For the third time in five months, Facebook conducted a major purge of its system. Late last week, it removed “200 Pages, Groups and accounts” on Facebook and Instagram in the Philippines—linked to President Duterte’s campaign strategist Nic Gabunada—for engaging in “coordinated inauthentic behavior.” A post by the platform’s head of cybersecurity policy, Nathaniel Gleicher, indicated the scope of the deliberately misleading, manipulative conduct. Among other determinations: “About 3.6 million accounts followed one or more of these Pages, about 1.8 million accounts joined at least one of these Groups and around 5,300 accounts followed one or more of these Instagram accounts.”
Last January, Facebook also banned Twinmark Media Enterprises “and all its subsidiaries” for similar coordinated inauthentic behavior or CIB, misrepresentation, and manipulative practices. A total of 220 Pages, 73 Facebook accounts and 29 Instagram accounts — altogether, followed by about 43 million accounts — were removed. And last October, Facebook removed what it called a spam network, involving 95 Pages and 39 accounts, that counted some 4.8 million followers.
Many of the Pages and accounts removed in the three purges bore such names as Duterte Warriors, Bong Go Supporters, Duterte Media, Duterte Phenomenon and Manang Imee.
Soon after midnight on Saturday, a day and several hours after Facebook met with government representatives to advise them of the third purge, Undersecretary Lorraine Marie Partosa (for some reason she prefers to use her maiden name, Lorraine Badoy, when she identifies herself as an administration official) unburdened herself on, well, Facebook.
“I sat with FB’s Nathaniel Gleicher yesterday to discuss cybersecurity issues and the takedown of 200 pages that FB claims were taken down because of ‘authenticity’ issues that had absolutely NOTHING to do with its contents.” She added: “It was, quite frankly, a surreal experience. Like, I’d stepped into Alice’s Wonderland.”
Partosa’s point here, signaled by her use of that term in quotation marks and by that word in capital letters, is to express her suspicion about Facebook’s good faith. How can Facebook claim that the takedown was not based on content? How is that even possible?
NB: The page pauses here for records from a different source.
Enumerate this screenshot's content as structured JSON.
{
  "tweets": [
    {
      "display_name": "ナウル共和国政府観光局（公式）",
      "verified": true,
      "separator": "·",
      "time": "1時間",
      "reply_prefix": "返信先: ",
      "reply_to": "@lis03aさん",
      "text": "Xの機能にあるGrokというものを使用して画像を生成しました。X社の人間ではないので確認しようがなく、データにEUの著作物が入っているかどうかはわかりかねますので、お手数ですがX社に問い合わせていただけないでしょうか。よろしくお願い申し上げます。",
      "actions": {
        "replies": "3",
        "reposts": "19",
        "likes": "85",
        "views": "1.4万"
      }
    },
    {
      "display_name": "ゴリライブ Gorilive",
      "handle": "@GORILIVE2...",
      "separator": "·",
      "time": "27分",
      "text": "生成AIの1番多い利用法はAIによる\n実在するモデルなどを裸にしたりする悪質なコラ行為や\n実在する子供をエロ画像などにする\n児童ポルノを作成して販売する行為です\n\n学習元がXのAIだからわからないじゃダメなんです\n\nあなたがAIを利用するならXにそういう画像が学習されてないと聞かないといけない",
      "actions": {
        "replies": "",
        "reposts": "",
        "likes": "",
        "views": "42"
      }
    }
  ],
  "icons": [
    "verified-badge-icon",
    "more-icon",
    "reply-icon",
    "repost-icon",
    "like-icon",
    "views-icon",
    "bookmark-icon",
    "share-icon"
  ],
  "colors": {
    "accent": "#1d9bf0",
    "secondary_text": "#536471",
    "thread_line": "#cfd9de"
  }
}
This suggests that she did not understand or does not believe Facebook’s stated reason for the purge. Gleicher had explained in his post: “the people behind this activity coordinated with one another and used fake accounts to misrepresent themselves, and that was the basis for our action.”
Partosa is an intelligent woman, so I would guess it’s not a lack of understanding of the reason given but rather a lack of confidence in the organization giving the reason that led to her surreal experience. But in fact what Facebook did — unusual, I must admit, if judged by that giant platform’s conduct, say, two years ago — is merely procedural fairness. That is exactly what we would expect, for example, from any review of ballots cast in an honest election. We disqualify a ballot not because of the votes it contains but because it has been spoiled.
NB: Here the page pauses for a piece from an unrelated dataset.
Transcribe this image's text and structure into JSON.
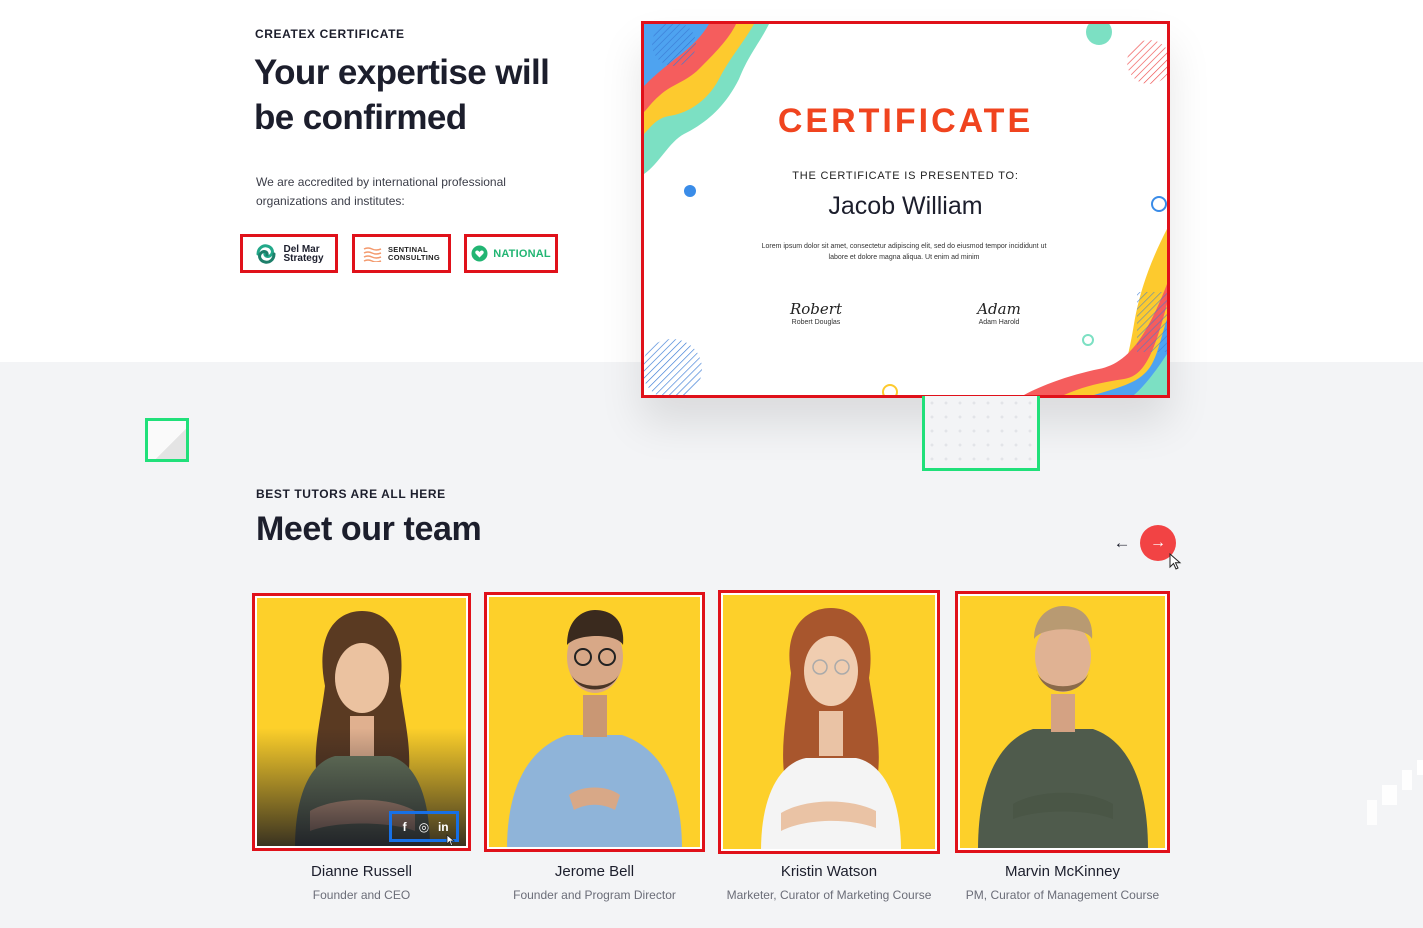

Partosa doubled down on her view: “FB will have us believe that Facebook had NO idea these pages were ALL pro-Duterte pages. Mere coincidence.” This is deeply dishonest, because Facebook does not in fact make that claim; the basis of the removal was misrepresentation, not the disinformation (let’s call a spade a surreal digging-your-own-grave piece of equipment, shall we?) that the pro-Duterte pages were known for. And this is dishonest because in fact Facebook hired a third party, Graphika, to analyze the content, which shared its findings on Medium.
She continued digging her own grave: “The incredible flipside to that is that enemies of the President do not create fake accounts and engage in ‘inauthentic, coordinated behavior.’” (It’s CIB. Pay attention.) Yet again, entirely dishonest. It is of course possible that anti-Duterte accounts may be engaged in CIB. But as anyone who has observed the social media scene in the last few years can readily tell, there is no other operation or campaign remotely similar in scale to the Duterte social media network. More to the point: It is an open secret that Partosa was among those behind the ultimately successful effort to oust influencer Mocha Uson from the Presidential Communications Operations Office. (Unless Partosa would have us believe that she had NO idea Uson was kicked out because her disinformation campaigns had boomeranged badly on the administration. Mere coincidence?)
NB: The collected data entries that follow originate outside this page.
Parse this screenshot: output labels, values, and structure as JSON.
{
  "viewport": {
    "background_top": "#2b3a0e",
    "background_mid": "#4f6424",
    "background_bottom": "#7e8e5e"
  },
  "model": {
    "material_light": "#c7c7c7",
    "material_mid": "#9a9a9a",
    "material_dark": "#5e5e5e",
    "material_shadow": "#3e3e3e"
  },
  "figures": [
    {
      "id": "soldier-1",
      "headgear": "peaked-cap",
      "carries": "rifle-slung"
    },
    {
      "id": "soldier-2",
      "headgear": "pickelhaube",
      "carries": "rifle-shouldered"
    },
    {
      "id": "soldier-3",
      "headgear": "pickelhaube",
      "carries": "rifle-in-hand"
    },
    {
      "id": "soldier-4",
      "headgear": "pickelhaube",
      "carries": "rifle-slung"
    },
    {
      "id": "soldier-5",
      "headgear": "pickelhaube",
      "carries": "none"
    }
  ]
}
She raised other “points” — each one as fundamentally dishonest as the others. She harped on the status of Rappler as an accredited fact-checker for Facebook; but her calculated elision of Vera Files and Agence France-Presse as other accredited fact-checkers proves her bad faith. More bad faith: She blithely claimed that Pierre Omidyar “owned” the Poynter Institute, which runs the International Fact-checking Network. Even a cursory look at the Poynter website would show that the Omidyar Network is only one of many funders, together with the likes of the Charles Koch Foundation. And she defended Gabunada by saying, surreally, that “We’re made administrators of pages we didn’t create — without our consent or knowledge.” Right. They certainly know how to play the victim card. How did Alice put it? “Curioser and curioser.”